Anyone who knows me, knows that my favorite muffins in Sendai are from 82_no_28 (wani no niwa). Sadly, 82_no_28 isn't very centrally located, and isn't too easy to reach without a car. So when I heard about Daily's Muffin, I thought I'd broaden my baked goods horizons.
Daily's Muffin is definitely more central, located a surprisingly short walk east from City Hall. Just exit Kotodaikoen Subway Station at North 2, take the first right, and keep walking a few blocks until you see it on your left. Keep your eyes peeled, though, as it isn't the most obvious place.

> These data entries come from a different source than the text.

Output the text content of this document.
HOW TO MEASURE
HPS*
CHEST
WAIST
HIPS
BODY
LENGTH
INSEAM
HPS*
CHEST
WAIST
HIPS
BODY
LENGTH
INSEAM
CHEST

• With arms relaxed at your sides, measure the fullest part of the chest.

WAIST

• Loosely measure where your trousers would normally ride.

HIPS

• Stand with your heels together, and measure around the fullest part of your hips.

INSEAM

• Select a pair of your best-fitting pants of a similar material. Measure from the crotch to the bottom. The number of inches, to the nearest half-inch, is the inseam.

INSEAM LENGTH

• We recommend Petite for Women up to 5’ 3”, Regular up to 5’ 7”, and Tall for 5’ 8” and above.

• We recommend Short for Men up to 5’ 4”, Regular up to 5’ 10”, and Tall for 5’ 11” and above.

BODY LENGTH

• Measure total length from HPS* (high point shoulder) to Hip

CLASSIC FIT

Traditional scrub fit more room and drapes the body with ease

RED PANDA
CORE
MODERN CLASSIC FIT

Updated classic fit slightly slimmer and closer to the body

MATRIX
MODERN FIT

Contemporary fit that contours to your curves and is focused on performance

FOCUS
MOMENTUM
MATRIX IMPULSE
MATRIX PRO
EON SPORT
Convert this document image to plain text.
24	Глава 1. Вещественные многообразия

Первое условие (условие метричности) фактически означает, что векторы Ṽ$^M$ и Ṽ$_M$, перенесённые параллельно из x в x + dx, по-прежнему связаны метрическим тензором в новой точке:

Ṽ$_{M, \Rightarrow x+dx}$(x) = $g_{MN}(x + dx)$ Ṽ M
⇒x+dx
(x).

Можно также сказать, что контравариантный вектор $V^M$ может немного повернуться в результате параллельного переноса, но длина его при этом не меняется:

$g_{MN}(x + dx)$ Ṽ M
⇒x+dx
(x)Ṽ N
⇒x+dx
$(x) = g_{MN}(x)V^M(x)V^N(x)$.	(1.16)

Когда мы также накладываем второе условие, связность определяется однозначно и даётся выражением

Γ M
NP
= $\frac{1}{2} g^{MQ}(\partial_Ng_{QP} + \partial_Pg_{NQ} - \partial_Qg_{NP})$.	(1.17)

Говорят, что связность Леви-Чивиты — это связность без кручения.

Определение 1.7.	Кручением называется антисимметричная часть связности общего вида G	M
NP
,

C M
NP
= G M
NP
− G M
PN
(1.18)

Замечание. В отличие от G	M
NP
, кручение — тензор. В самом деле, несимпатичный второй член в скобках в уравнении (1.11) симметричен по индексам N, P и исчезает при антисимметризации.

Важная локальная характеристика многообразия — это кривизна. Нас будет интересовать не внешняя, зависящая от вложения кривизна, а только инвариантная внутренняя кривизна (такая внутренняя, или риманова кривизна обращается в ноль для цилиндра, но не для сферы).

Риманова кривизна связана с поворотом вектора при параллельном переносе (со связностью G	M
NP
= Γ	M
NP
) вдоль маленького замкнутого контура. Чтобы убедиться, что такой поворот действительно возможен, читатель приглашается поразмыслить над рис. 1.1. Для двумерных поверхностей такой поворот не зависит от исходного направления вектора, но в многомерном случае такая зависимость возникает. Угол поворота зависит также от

It's a small shop, but it has a large variety of muffins, plus a few other things like cookies. There's even a cafe area where you can sit and have a drink with your snack. The muffins (which cost around ¥290) come in both sweet and savory options, and the range is great. Some of my favorites are the Japanese flavors, with kinako (roasted soybean) bases, anko (bean jam) or green tea. The flavors change regularly, and include seasonal fruit.
That said, I would say, personally, that there is slightly less ingredient integrity than at 82_no_28. You won't see organic fruit, and margarine is used instead of butter. The latter does give the muffins a soft yet crumbly texture, though, and you can't deny that the muffins look delicious. Even the packaging looks good. The paper bag is sealed with a tiny clothes peg over a colored square of cloth. Sadly, there are plastic bags both inside and outside the paper bag, and although three layers of packaging isn't that unusual for Japan, it's environmentally worrying.
Daily's Muffin has been in Sendai for several years; last year they opened a store in Tokyo. Both are popular stores, and can be sold out by lunchtime. If you or a friend speaks Japanese, you can phone to reserve; their website has a menu of the week's flavors.
If you like the muffins, you have other purchasing options, too. You might find them in department stores or the food basement below Sendai Station (the shop often closes at these times). Online ordering is also available for delivery to anywhere in Japan. Or you can buy a recipe book (in Japanese) and try recreating them at home.